How do Senegalese schools prepare students to engage with and shape the world they are inheriting?
I chose this guiding question because I am deeply curious about how education can empower students to take ownership of their communities and the broader world. In my classroom, I focus on cultivating student voice, agency, and curiosity through exploration, storytelling, and meaningful engagement with real-world issues. By examining how Senegalese schools prepare students to shape the world they are inheriting, I hope to learn how cultural traditions, literacy practices, and attention to local and global challenges support student empowerment. Ultimately, this guiding question aims to inform my own practice as I seek to inspire students to become thoughtful, engaged, and globally aware changemakers.
Across the schools I visited in Senegal, I observed students developing global competence in meaningful and authentic ways. Students demonstrated a strong ability to communicate ideas across languages and cultures. All students were multilingual, speaking Wolof, French, English, Arabic, and sometimes other local languages. This allowed them to express ideas not just in different languages but in different contexts and showed how communication is deeply connected to both cultural identity and global connection in Senegal. As a monolingual English speaker, this was humbling. It pushed me to reflect on what I model for my own students about linguistic curiosity, and how I can better honor multilingualism as an asset and a form of intelligence in my classroom.
I also noticed how art, music, and tradition were valued and honored within school and home settings alongside modern perspectives, giving students multiple frameworks for understanding and expressing their place in the world.

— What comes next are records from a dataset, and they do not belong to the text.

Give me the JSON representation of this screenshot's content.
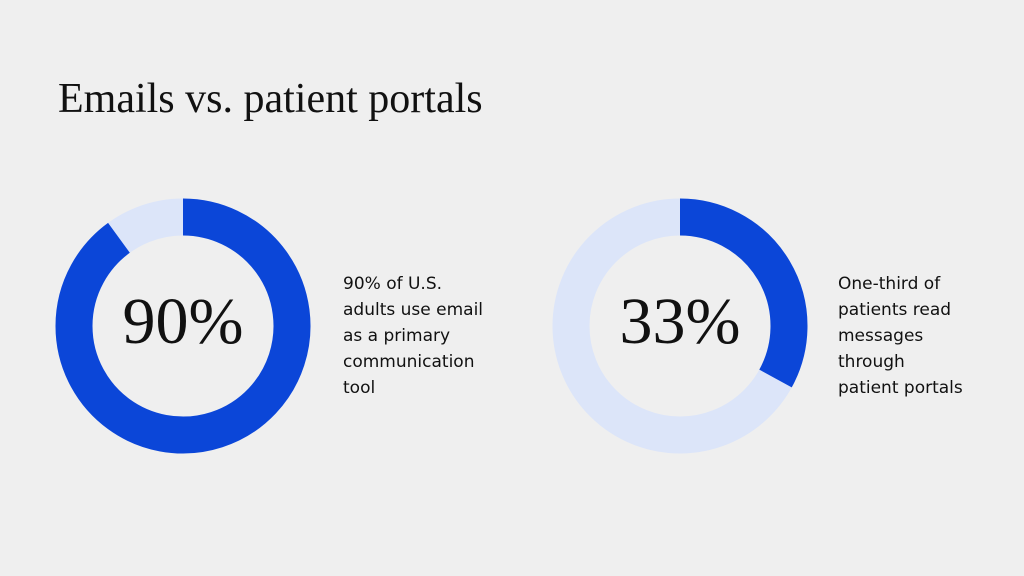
{
  "title": "Emails vs. patient portals",
  "chart_data": [
    {
      "type": "donut",
      "values": [
        90
      ],
      "value_labels": [
        "90%"
      ],
      "color": "#0b46d8",
      "track_color": "#dce5f9",
      "description": [
        "90% of U.S.",
        "adults use email",
        "as a primary",
        "communication",
        "tool"
      ]
    },
    {
      "type": "donut",
      "values": [
        33
      ],
      "value_labels": [
        "33%"
      ],
      "color": "#0b46d8",
      "track_color": "#dce5f9",
      "description": [
        "One-third of",
        "patients read",
        "messages",
        "through",
        "patient portals"
      ]
    }
  ]
}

Senegalese schools appeared to treat cultural identity not as something separate from global awareness, but as the very foundation for which students could engage with the wider world confidently and critically.
Students were also actively encouraged to investigate the world, particularly through learning about environmental challenges. Topics like climate change, sea level rise, and air pollution were discussed in classrooms, along with the notion of "freedom" and what that means in different contexts. All of this is helping students connect global issues to their local context in Senegal.
I also saw students recognizing perspectives through a strong emphasis on empathy and relationships. Schools welcomed outside educators, including us Fulbright educators, and created opportunities for cultural exchange. There was a clear culture of respect, curiosity, and openness to different viewpoints, as well as excitement to share their culture.
Finally, students were taking action through leadership opportunities and clubs. English clubs, student government, and other groups provided spaces for students to identify issues in their communities and start thinking about their local impact. These experiences helped students see themselves as contributors and emerging leaders. One of the most inspiring parts of this was seeing girls hold these leadership roles.
I am left wondering how these strong foundations in global competence can be further supported to help students translate their learning into meaningful action, particularly around environmental challenges. Specifically, I wonder how educators and schools in Senegal can continue to empower students as changemakers in ways that are rooted in their own cultural context, values, and community priorities, without imposing outside or Western perspectives on what “action” should look like. I am also curious about what systems, resources, or partnerships might support students in moving from awareness to sustained, locally-driven impact, especially in addressing issues like waste management, climate change, and environmental sustainability.